In 2003, Sheik was touring to support what would be his last major-label album, "Daylight," and Mom had some unsolicited staging suggestions.
"She was like, 'Duncan, I saw Madonna on the "Today" show this morning, and they showed footage from her concert. She's got dancers and lights, it's a whole experience -- I don't understand, why don't you have that?' "

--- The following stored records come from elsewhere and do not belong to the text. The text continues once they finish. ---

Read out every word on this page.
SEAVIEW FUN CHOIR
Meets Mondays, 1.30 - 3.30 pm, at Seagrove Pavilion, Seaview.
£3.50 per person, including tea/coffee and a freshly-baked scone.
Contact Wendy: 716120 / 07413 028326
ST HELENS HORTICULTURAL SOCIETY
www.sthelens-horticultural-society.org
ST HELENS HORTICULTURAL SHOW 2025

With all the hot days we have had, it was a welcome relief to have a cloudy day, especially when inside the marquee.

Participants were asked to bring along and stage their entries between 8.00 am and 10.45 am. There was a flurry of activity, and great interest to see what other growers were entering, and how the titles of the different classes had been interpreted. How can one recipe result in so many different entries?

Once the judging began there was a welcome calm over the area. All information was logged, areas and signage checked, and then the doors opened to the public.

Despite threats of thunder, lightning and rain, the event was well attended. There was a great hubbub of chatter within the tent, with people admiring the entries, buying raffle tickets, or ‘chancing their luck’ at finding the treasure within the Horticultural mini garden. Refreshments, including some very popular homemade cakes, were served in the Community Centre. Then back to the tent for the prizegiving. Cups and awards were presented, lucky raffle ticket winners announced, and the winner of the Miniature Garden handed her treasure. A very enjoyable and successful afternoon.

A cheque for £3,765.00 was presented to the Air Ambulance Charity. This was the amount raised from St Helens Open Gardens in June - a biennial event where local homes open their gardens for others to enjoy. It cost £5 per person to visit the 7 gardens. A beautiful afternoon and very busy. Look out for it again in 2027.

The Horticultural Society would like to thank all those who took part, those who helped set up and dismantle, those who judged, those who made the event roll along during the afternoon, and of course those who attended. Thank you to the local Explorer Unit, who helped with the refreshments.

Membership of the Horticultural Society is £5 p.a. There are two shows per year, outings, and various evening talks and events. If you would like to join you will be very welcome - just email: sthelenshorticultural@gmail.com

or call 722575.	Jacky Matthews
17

Sheik patiently pointed out the exponential budgetary chasm between a brand-name pop extravaganza and a solo tour by an artist with a single major chart hit (1996's "Barely Breathing"). But if he was looking to tout his own theatrical ambitions, he could have pointed to a project he had begun with playwright Steven Sater: a pop/rock musical based on Frank Wedekind's oft-banned 1891 play "Spring Awakening."
At the time, of course, Sheik, a theater newbie, didn't foresee the Broadway phenom that would emerge in 2006 from this unlikely premise -- complete with lights and dancers, Ma -- let alone the eight Tony Awards, the long Broadway run, the nearly assured place in the musical theater canon. A sit-down production in London opens next January, and the show's U.S. tour docks at the Ahmanson this week.
For his part, playwright and lyricist Sater vividly recalls another momentous phone conversation along the show's bumpy road.
"I still remember, I was on the phone, walking down West 57th, and Duncan was saying that what he disliked in musical theater was when people talked, then started singing -- it seemed arbitrary," said Sater recently from L.A., where he spends most of his time. "And I said that the songs in our show could function as interior monologues. That's where this concept was born."
This snap decision by a pair of musical-theater novices would develop over the years, with the helpful guidance of old hands like director Michael Mayer ("Thoroughly Modern Millie," "Side Man"), into the show's signature storytelling gambit.